O aborto medicamentoso é uma forma de aborto e é adequado para mulheres grávidas até às 7 semanas de gestação e até aos 40 anos de idade. A principal medicação de aborto disponível é mifepristone combinada com misoprostol. A mifepristona é primeiro necessária e pode ser tomada numa dose única ou em doses divididas durante 3 dias, com o estômago vazio durante pelo menos 1 hora antes e depois de cada dose. Ambos os métodos envolvem tomar o misoprostol pela boca na manhã do dia 3, com um jejum de 1 hora antes e depois de cada dose. Sintomas gastrointestinais como náuseas, vómitos, dores abdominais e diarreia podem ocorrer após a toma de misoprostol. O saco gestacional pode ser expelido mais frequentemente dentro de 6 horas após a toma do medicamento, e em alguns pacientes dentro de 12 horas. Se o saco não for expelido dentro de 24 horas ou se não for completamente expelido, o aborto falhará e será necessária uma curetagem. Após a expulsão do saco, será realizada uma ecografia e o saco será levado ao médico para determinar se o tecido da gravidez é completamente expelido para evitar tecido residual no útero, o que pode dificultar a reparação do endométrio ou mesmo causar uma infecção secundária.

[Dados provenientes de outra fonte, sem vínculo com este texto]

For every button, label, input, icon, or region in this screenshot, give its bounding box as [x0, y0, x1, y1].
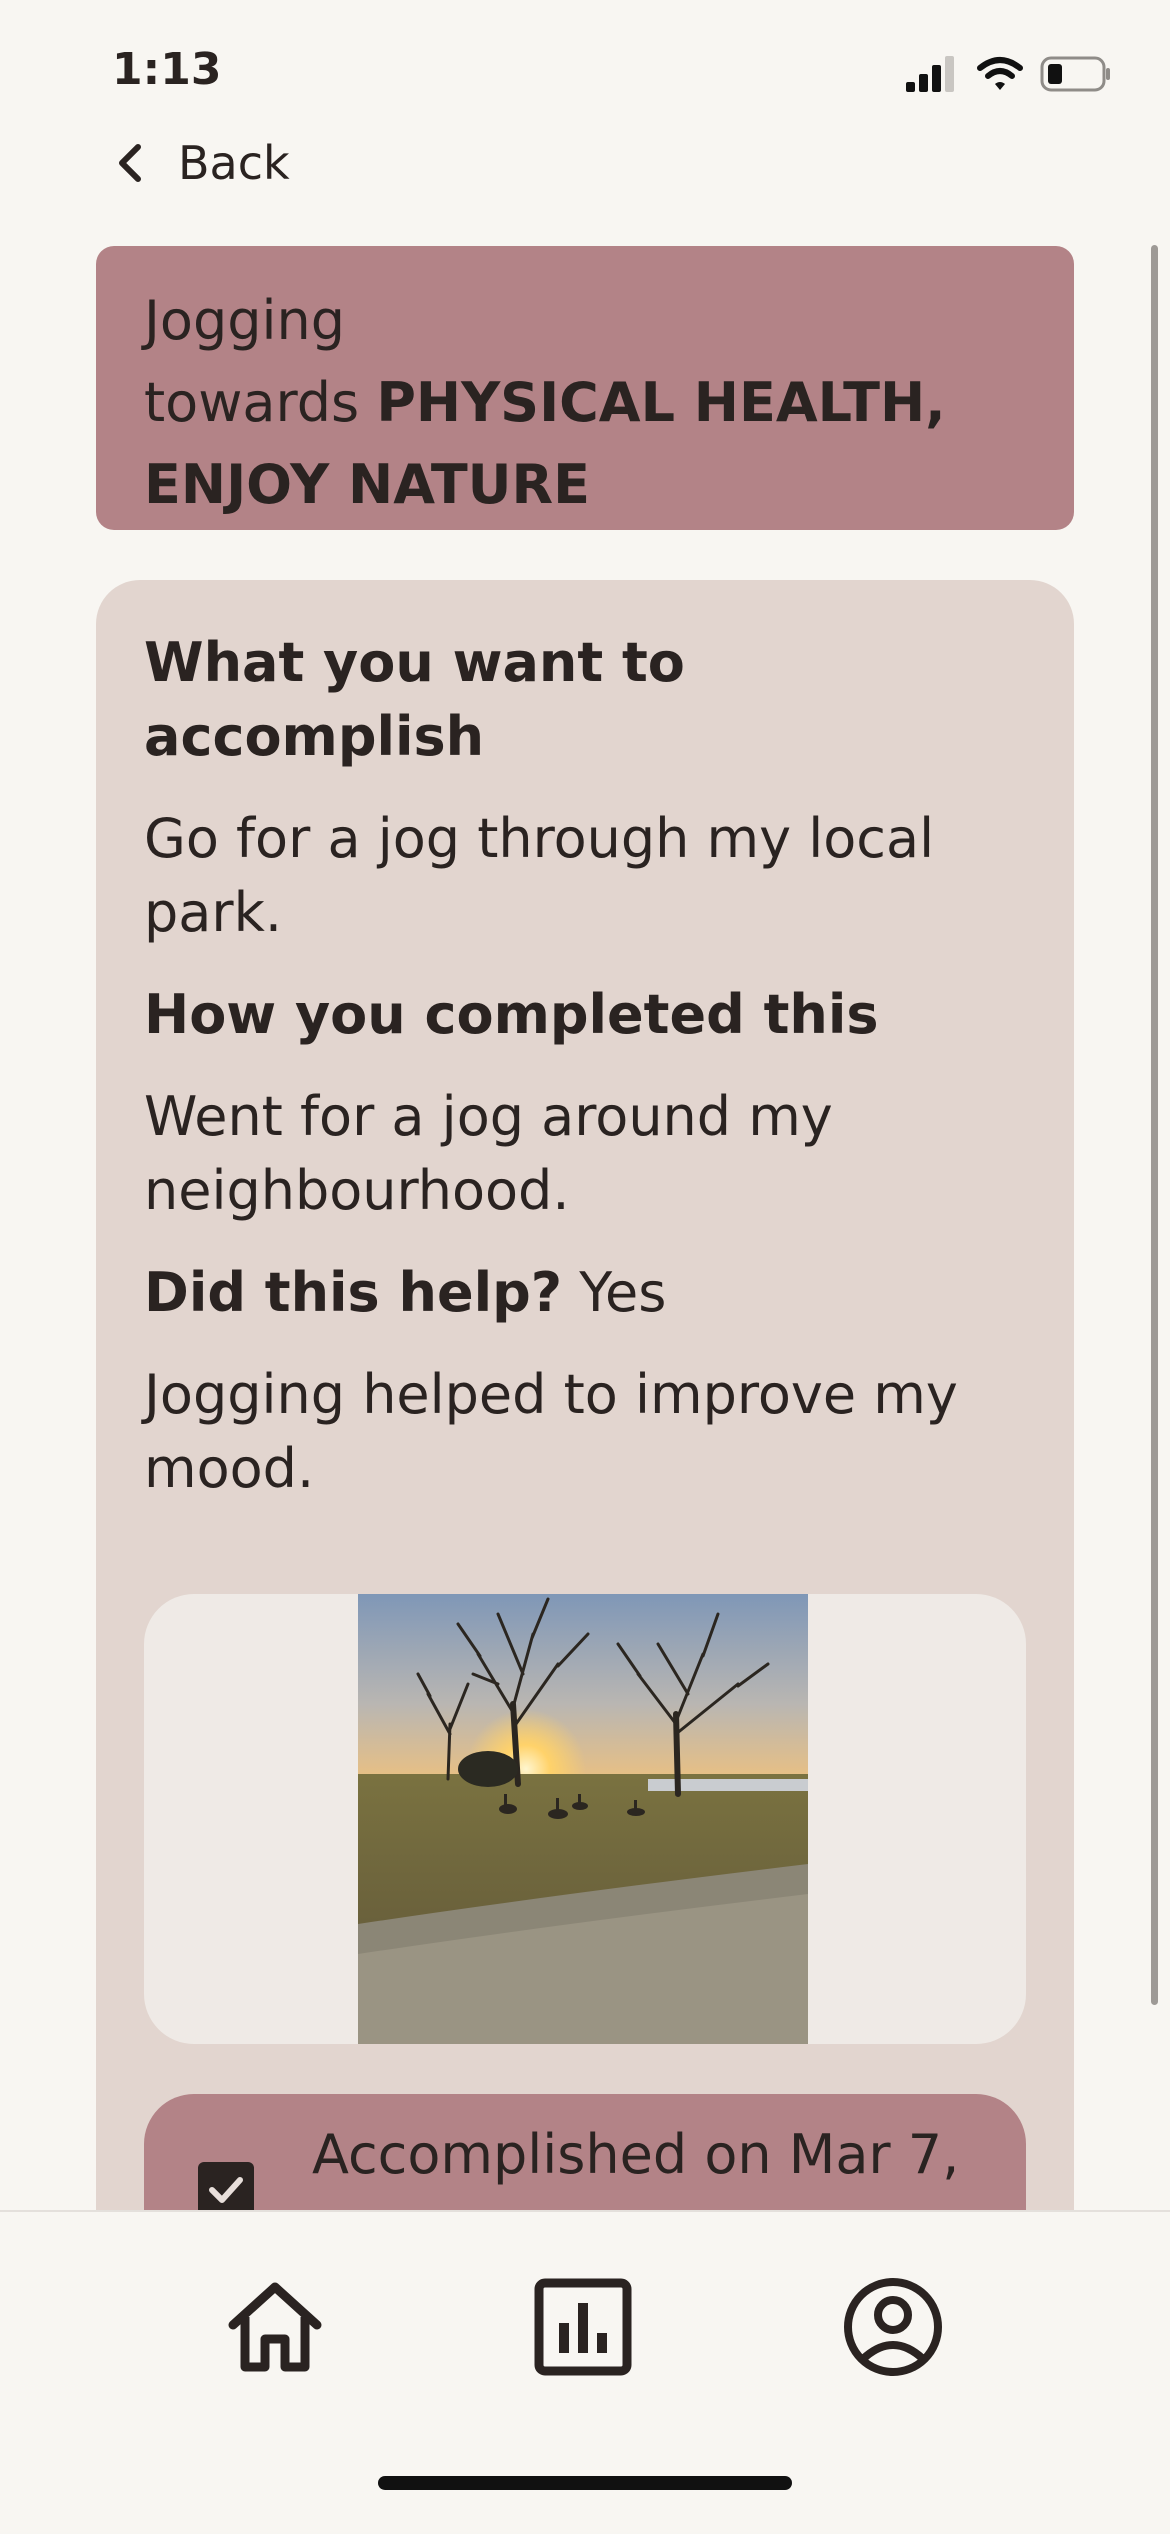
accomplished-label: Accomplished on Mar 7, — [312, 2123, 960, 2186]
content-scroll-area[interactable]: Jogging towards PHYSICAL HEALTH, ENJOY N… — [0, 230, 1170, 2210]
back-button[interactable]: Back — [112, 128, 290, 198]
goal-activity: Jogging — [144, 289, 346, 352]
helped-line: Did this help? Yes — [144, 1256, 1026, 1330]
goal-banner: Jogging towards PHYSICAL HEALTH, ENJOY N… — [96, 246, 1074, 530]
helped-answer: Yes — [579, 1261, 667, 1324]
accomplished-checkbox[interactable] — [198, 2162, 254, 2210]
helped-heading: Did this help? — [144, 1261, 563, 1324]
chevron-left-icon — [119, 144, 141, 182]
back-label: Back — [178, 136, 290, 190]
accomplish-text: Go for a jog through my local park. — [144, 807, 935, 944]
completed-text: Went for a jog around my neighbourhood. — [144, 1085, 833, 1222]
home-icon — [228, 2282, 322, 2372]
stats-icon — [534, 2278, 632, 2376]
wifi-icon — [977, 57, 1023, 90]
status-bar: 1:13 — [0, 0, 1170, 130]
tab-home[interactable] — [220, 2272, 330, 2382]
helped-text: Jogging helped to improve my mood. — [144, 1363, 958, 1500]
photo-frame[interactable] — [144, 1594, 1026, 2044]
accomplish-heading: What you want to accomplish — [144, 631, 685, 768]
towards-label: towards — [144, 371, 360, 434]
checkmark-icon — [209, 2177, 243, 2203]
completed-heading: How you completed this — [144, 983, 879, 1046]
profile-icon — [844, 2278, 942, 2376]
park-photo[interactable] — [358, 1594, 808, 2044]
goal-towards-line: towards PHYSICAL HEALTH, ENJOY NATURE — [144, 362, 1026, 526]
tab-profile[interactable] — [838, 2272, 948, 2382]
home-indicator[interactable] — [378, 2476, 792, 2490]
accomplished-banner[interactable]: Accomplished on Mar 7, — [144, 2094, 1026, 2210]
battery-icon — [1040, 56, 1110, 92]
cellular-signal-icon — [906, 56, 954, 92]
details-card: What you want to accomplish Go for a jog… — [96, 580, 1074, 2210]
scrollbar[interactable] — [1151, 245, 1158, 2005]
status-time: 1:13 — [112, 44, 222, 95]
tab-stats[interactable] — [528, 2272, 638, 2382]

A hemorragia vaginal é geralmente sentida em graus variáveis após a expulsão do saco, e a hemorragia cessa em 3-5 dias ou 7-10 dias, na maioria das vezes sem quaisquer efeitos importantes sobre o corpo. Em algumas mulheres, a hemorragia vaginal pode durar 2-3 semanas ou mesmo 1-2 meses após um aborto medicamentoso. Se a hemorragia vaginal durar mais de 2 semanas, se a hemorragia for intensa, ou se for acompanhada de dor abdominal inferior, febre, leucorreia turva e com cheiro fétido, deve ir ao hospital para descobrir a causa e mandar remover o útero, se necessário. Há indicações para o uso de medicamentos. As mulheres grávidas devem ir ao hospital para avaliação antes de usar o medicamento e usar o medicamento sob a orientação do médico. Todos os abortos têm certos riscos, tais como anemia, infecção, distúrbios menstruais e, em casos graves, infertilidade, pelo que deve ser dada uma cuidadosa consideração antes de se fazer um aborto.